Melinda smiled conspiratorially.
"Jewelry?"
Amy looked at her neighbor. Melinda was about a year older than she was, with wavy black hair she had blow-dried and styled for the bus stop walk, and pale skin, made paler by the concealer she used to hide the bags that spoiled her bright green eyes. She hid her body under a black wool pea coat, much like Amy's own, with the requisite standard issue black leggings and Hunter boots rounding out the ensemble. Their outfits were so similar. Their lifestyles were so similar. They were friends, Amy thought. She guessed you could say that. But beyond the basics - where she lived (three doors down), where she had gone to college (Fairfield), what her kids' names were (Dylan, Cody and Paige) - Amy didn't know all that much about her.
"Lingerie," Amy said, pronouncing each syllable distinctly, framing it like a question, as if to ask "if you know what I mean?"
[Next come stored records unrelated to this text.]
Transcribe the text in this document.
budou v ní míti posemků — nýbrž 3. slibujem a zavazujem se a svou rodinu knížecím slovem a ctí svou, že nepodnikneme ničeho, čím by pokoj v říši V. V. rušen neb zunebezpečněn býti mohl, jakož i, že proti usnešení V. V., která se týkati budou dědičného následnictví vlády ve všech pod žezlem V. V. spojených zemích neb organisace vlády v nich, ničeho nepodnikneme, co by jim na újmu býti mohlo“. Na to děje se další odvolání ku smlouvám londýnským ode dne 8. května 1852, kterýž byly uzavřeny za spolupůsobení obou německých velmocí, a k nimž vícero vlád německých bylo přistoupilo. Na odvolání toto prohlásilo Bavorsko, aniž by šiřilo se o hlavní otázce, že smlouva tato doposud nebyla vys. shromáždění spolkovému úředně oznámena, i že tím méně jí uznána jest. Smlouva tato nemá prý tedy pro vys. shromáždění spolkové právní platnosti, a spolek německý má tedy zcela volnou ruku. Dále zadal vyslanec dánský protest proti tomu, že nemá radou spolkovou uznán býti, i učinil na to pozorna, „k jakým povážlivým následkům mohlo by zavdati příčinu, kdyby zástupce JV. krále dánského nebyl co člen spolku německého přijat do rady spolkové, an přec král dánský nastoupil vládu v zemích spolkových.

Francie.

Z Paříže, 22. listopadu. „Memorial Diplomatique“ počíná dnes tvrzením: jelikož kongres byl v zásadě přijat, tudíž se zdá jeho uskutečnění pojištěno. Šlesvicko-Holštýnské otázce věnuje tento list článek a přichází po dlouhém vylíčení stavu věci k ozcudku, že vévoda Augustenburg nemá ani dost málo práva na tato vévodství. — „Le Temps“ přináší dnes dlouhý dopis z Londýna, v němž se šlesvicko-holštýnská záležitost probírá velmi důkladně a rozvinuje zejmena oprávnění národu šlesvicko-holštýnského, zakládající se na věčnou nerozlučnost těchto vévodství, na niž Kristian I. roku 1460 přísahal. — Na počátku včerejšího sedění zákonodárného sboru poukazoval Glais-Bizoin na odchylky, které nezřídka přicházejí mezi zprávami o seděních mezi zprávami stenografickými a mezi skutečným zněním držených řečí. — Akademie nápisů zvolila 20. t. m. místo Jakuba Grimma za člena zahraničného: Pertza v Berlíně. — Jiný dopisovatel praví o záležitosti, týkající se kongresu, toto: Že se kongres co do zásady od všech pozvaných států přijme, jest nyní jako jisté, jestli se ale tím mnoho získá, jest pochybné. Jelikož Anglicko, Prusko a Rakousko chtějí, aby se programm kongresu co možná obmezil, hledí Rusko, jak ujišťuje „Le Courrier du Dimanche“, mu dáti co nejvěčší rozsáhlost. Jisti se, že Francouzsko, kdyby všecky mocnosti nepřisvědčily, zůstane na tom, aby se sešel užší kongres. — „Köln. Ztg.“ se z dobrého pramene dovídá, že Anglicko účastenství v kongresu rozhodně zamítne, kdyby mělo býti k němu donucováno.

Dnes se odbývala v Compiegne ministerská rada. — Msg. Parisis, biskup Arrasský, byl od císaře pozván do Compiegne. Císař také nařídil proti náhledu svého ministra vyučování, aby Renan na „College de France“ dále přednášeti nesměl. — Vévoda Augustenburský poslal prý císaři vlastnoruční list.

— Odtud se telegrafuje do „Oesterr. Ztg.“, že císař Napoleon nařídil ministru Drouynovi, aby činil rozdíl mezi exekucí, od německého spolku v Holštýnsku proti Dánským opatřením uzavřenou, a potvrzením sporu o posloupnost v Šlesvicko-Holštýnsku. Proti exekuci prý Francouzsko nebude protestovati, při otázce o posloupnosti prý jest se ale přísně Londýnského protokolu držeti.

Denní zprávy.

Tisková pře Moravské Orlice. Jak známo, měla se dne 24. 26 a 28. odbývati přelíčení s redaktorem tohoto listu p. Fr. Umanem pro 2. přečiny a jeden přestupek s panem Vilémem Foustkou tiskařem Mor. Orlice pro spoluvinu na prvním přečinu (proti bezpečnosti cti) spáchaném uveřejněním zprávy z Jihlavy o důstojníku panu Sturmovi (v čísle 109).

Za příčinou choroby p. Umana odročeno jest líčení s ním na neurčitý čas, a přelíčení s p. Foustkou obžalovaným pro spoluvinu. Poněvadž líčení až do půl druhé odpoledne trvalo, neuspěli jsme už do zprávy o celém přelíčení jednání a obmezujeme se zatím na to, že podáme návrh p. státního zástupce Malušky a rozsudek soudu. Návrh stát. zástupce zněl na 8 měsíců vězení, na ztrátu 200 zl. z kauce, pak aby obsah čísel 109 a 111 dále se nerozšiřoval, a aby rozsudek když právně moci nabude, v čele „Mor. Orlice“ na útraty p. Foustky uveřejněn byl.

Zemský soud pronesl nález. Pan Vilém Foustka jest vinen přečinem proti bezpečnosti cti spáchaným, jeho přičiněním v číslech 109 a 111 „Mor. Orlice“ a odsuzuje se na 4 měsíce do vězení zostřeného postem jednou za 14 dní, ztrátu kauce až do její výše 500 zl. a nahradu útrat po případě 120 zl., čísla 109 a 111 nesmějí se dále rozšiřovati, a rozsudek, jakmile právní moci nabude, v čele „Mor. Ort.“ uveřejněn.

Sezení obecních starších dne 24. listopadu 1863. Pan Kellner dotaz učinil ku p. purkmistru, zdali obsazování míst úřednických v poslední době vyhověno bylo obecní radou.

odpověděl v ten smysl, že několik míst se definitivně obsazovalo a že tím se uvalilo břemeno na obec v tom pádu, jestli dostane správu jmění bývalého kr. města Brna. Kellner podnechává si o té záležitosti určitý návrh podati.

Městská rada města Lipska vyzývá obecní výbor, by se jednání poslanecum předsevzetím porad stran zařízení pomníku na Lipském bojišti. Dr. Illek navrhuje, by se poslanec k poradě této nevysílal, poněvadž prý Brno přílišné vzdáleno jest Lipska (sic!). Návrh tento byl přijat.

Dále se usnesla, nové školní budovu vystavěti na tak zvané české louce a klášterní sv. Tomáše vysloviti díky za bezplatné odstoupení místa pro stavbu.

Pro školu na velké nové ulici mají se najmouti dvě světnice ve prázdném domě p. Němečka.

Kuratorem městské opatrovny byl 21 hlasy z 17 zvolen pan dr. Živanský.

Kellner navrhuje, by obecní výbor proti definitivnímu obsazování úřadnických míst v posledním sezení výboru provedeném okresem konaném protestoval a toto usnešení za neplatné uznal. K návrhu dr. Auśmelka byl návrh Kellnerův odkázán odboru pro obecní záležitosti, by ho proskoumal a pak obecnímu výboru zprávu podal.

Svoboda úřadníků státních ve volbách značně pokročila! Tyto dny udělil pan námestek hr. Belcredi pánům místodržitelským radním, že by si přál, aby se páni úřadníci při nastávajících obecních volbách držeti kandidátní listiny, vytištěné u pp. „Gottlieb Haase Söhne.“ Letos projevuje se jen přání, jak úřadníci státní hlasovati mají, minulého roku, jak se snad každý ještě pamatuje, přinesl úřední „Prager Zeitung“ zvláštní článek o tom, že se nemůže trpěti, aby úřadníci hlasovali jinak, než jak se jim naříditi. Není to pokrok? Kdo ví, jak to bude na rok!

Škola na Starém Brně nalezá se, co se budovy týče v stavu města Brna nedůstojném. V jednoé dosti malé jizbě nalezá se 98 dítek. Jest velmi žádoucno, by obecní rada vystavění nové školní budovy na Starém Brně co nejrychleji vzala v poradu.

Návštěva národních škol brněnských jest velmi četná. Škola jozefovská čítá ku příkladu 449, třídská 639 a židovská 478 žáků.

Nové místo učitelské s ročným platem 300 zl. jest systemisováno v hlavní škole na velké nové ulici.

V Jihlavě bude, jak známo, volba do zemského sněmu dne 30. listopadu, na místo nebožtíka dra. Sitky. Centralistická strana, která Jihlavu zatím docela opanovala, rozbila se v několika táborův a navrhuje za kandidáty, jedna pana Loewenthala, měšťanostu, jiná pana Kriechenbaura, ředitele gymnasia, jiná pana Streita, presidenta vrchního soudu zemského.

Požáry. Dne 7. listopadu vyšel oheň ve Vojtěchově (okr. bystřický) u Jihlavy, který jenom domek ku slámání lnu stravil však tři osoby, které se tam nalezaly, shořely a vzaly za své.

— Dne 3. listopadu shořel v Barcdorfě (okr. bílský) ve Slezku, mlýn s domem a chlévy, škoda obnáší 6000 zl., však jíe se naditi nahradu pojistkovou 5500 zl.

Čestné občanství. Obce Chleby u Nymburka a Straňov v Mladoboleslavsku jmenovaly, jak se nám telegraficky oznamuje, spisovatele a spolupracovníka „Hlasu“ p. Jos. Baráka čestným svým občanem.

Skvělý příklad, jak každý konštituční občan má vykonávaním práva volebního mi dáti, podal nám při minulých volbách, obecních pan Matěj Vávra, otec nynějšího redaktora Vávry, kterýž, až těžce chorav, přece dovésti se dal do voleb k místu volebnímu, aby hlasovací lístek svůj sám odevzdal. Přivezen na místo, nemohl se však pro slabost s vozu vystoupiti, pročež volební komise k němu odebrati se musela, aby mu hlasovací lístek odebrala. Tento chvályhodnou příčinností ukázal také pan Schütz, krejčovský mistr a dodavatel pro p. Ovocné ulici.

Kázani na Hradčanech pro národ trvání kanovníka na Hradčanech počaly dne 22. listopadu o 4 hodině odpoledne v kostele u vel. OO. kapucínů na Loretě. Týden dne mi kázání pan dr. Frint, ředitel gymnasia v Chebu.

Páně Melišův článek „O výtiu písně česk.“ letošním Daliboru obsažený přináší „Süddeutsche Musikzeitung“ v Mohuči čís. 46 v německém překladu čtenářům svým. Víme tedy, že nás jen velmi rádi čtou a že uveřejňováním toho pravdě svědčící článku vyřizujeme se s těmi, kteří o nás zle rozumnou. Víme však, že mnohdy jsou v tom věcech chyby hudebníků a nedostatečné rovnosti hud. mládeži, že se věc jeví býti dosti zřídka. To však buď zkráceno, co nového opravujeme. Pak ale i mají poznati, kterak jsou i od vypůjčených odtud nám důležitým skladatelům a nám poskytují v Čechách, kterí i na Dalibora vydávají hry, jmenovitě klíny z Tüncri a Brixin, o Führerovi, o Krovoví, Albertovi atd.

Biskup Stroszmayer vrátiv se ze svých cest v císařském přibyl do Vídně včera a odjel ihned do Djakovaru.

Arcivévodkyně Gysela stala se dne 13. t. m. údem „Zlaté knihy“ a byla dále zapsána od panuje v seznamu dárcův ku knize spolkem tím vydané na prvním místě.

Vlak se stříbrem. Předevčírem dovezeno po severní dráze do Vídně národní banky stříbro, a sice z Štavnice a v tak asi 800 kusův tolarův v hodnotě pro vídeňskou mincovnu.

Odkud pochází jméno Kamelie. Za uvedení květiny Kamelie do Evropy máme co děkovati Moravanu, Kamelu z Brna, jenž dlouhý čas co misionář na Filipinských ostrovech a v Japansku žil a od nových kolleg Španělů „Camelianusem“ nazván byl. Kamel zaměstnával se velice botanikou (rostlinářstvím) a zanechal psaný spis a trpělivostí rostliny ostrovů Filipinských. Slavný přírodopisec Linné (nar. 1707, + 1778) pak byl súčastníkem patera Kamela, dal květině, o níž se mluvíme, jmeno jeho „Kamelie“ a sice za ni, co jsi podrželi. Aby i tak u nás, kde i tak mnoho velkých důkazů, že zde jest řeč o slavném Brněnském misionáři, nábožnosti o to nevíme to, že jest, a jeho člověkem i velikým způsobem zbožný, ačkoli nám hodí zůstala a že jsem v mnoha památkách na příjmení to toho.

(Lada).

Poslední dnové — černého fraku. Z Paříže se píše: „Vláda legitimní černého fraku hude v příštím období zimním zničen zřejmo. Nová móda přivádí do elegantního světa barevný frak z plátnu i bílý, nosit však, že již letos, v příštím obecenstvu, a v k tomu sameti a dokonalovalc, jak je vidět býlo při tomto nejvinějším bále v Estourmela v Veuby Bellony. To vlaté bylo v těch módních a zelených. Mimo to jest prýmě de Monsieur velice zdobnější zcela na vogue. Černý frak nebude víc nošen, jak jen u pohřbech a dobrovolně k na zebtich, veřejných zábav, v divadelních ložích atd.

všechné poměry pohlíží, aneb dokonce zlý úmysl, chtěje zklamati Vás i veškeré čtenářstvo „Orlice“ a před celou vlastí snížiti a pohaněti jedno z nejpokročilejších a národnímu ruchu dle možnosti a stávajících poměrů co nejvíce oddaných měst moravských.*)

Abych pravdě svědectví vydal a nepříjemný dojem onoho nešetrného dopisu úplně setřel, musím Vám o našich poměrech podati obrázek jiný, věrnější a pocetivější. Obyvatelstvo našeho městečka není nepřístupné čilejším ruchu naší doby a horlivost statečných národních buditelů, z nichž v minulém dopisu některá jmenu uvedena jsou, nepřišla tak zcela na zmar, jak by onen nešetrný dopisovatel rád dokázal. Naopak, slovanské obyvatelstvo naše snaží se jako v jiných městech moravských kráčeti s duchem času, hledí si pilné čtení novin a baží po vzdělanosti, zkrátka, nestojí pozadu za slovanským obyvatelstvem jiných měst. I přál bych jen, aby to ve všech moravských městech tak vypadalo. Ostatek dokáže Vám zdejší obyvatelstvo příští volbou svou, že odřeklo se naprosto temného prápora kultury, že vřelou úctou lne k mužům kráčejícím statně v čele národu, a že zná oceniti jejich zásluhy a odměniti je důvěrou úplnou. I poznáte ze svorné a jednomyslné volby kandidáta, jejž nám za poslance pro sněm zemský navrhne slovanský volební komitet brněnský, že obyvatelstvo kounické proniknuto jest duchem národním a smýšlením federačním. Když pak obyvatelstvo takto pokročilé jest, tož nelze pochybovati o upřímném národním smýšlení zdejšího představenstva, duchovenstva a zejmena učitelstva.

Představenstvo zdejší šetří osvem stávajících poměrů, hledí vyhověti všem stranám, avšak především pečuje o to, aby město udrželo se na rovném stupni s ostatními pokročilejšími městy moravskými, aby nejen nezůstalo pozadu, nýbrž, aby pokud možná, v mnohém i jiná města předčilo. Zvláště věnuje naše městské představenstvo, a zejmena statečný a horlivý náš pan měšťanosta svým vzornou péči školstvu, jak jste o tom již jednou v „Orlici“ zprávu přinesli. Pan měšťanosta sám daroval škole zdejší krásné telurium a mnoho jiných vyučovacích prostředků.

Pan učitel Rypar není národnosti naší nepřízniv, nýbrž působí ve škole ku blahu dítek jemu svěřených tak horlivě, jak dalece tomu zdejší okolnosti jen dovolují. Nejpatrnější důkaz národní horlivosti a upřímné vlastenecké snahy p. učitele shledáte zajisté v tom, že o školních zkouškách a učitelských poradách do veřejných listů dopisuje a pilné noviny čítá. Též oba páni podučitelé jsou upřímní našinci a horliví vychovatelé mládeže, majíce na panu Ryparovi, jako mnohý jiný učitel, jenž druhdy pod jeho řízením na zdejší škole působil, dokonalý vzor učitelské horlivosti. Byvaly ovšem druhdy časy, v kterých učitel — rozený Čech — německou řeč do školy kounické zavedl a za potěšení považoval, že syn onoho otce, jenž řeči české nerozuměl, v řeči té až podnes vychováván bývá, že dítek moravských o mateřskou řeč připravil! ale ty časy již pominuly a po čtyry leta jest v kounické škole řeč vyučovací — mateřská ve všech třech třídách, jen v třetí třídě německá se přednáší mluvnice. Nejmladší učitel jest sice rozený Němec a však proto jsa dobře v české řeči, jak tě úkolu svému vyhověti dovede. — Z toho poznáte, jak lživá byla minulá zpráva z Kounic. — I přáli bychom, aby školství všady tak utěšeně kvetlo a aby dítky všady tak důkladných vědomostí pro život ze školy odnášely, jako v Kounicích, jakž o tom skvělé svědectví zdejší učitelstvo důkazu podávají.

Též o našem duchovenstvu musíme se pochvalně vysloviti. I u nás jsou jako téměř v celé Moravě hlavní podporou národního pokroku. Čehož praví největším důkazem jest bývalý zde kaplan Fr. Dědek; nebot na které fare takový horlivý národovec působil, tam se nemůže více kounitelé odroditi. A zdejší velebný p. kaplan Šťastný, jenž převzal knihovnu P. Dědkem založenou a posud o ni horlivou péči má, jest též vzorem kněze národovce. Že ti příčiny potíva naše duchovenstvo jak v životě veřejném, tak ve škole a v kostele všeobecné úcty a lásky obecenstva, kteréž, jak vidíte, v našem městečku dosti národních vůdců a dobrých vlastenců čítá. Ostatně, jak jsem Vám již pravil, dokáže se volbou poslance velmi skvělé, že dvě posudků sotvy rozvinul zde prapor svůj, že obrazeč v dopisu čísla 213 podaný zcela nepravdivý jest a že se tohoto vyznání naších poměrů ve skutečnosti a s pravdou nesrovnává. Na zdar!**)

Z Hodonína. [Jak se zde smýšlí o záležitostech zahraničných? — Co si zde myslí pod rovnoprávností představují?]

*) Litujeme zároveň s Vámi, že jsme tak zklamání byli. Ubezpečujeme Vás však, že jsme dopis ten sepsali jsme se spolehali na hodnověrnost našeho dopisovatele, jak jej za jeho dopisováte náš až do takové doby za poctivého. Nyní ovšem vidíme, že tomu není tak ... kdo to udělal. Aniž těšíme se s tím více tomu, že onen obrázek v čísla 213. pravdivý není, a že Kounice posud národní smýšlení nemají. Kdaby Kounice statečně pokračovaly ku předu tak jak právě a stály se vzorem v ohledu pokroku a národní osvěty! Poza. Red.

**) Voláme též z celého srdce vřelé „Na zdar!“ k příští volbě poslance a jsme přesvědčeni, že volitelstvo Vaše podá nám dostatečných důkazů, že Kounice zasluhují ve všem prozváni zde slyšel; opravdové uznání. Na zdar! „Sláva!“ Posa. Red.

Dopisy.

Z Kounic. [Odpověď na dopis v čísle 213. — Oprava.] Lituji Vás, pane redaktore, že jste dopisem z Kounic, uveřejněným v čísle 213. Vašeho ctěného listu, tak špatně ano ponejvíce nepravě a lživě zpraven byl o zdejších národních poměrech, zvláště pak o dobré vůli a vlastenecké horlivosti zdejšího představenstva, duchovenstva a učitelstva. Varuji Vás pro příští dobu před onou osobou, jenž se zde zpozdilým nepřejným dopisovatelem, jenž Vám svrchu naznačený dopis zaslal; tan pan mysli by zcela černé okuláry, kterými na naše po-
"Ooh," Melinda replied in a sing song voice, but her eyes darted back to the sidewalk, Amy noticed. Had she misjudged their friendship? Was this too intimate a conversation topic? Amy stiffened, and fixed her own eyes down the street, thinking quickly for a new subject to --
"What kind?"
Amy looked back to Melinda, whose face told the story of idle curiosity. A little too idle, Amy thought, like she didn't want to seem too interested. She thought she'd perhaps caught a live one.
"Oh, nothing too racy," Amy said, taking her time. "A bustier and a babydoll. I got them from a little place called Ravir, in the city."
"I think I've heard of them," Melinda said, nodding thoughtfully, her breath steaming in the cold January air. "They were on some year-end thing I read somewhere."
They approached Amy's house. Ordinarily, this is where the two said their goodbyes, before Melinda marched on to her larger Tudor-style home down the street. Amy didn't have anywhere else to be, anything else to do - she didn't, most school days - and thought she might like to talk to Melinda some more.